Patrimoine
Film à redécouvrir, Le Port du désir, d’Edmond T-Greville est un polar qui explore les bas-fonds marseillais avec un face-à-face explosif entre Jean Gabin et Jean-Roger Caussimon, sournois en diable.
Sorti en 1955, Le Port du désir est un polar qui se déroule à Marseille, où le capitaine Lequévic et son coéquipier Michel sont chargés de renflouer un navire. Au cours de l’opération, ils découvrent sur l’épave le cadavre d’une femme, assassinée par Black, un contrebandier, propriétaire du bateau…
Dans Le Port du désir, il y a Gabin, le Gabin de la seconde période, massif, carré qui parle peu mais fort et promène sa dégaine de capitaine courage sur les docks et dans l’hôtel un peu maison close où il est logé le temps de la mission de renflouage. Gabin qui lâche ses formules laconiques en guise de philosophie de vie : « Plus on est malheureux, moins il faut le montrer. »

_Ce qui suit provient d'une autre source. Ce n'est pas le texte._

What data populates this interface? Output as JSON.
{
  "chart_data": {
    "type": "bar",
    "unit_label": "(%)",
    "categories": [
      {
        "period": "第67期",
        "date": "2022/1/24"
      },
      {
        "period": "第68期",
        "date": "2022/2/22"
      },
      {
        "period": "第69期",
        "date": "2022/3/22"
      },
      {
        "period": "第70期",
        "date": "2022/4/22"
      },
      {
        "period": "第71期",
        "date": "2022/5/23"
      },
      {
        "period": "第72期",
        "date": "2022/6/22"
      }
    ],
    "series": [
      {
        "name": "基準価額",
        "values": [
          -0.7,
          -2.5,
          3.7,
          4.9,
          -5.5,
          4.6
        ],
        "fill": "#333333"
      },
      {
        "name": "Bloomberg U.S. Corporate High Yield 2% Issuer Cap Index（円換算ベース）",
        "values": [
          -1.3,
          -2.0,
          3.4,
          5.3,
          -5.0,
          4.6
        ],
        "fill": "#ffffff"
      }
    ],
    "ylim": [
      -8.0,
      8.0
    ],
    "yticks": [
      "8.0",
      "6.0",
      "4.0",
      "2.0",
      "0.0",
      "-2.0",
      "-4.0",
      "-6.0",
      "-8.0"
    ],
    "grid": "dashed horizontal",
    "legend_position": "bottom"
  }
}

Il y a encore Jean-Roger Caussimon absolument étonnant – le grand auteur de chansons et compagnon d’écriture pour Léo Ferré fait parfois oublier qu’il fut aussi un grand comédien -dans la peau de cet armateur trafiquant et qui cache une violence à fleur de peau derrière un aspect bourgeois. On le mesure quand il se met, les yeux exorbités, à jouer de la mitraillette dans la séquence finale où sa folie meurtrière surgit.
Et puis, presque surtout, il y a le troisième personnage de cette sombre histoire : Marseille, son port, son dancing mal famé où l’on danse mais où l’on consomme aussi du pain de fesses, ses quais sur lesquels on peut se faire dessouder en plein soleil… son quartier du Panier où les aveugles jouent les intermédiaires pour les mecs de la pègre alors que résonne
une chanson célébrant les charmes de la Joliette. Marseille, quoi !
Même si ce polar donne lieu à une scène de bagarre un brin ridicule, le film tient son monde en haleine par cette alternance entre des scènes de séduction et des scènes d’action : celle où les tueurs jouent du pétard en se cachant derrière des wagons qui roulent doucement est surprenante.
Enfin, on y découvre de très belles séquences de prise de vue sous-marine quand le scaphandrier (Henri Vidal) descend explorer l’épave. Elles sont signées d’un certain Louis Malle. Un polar qui mérite vraiment un arrêt sur images.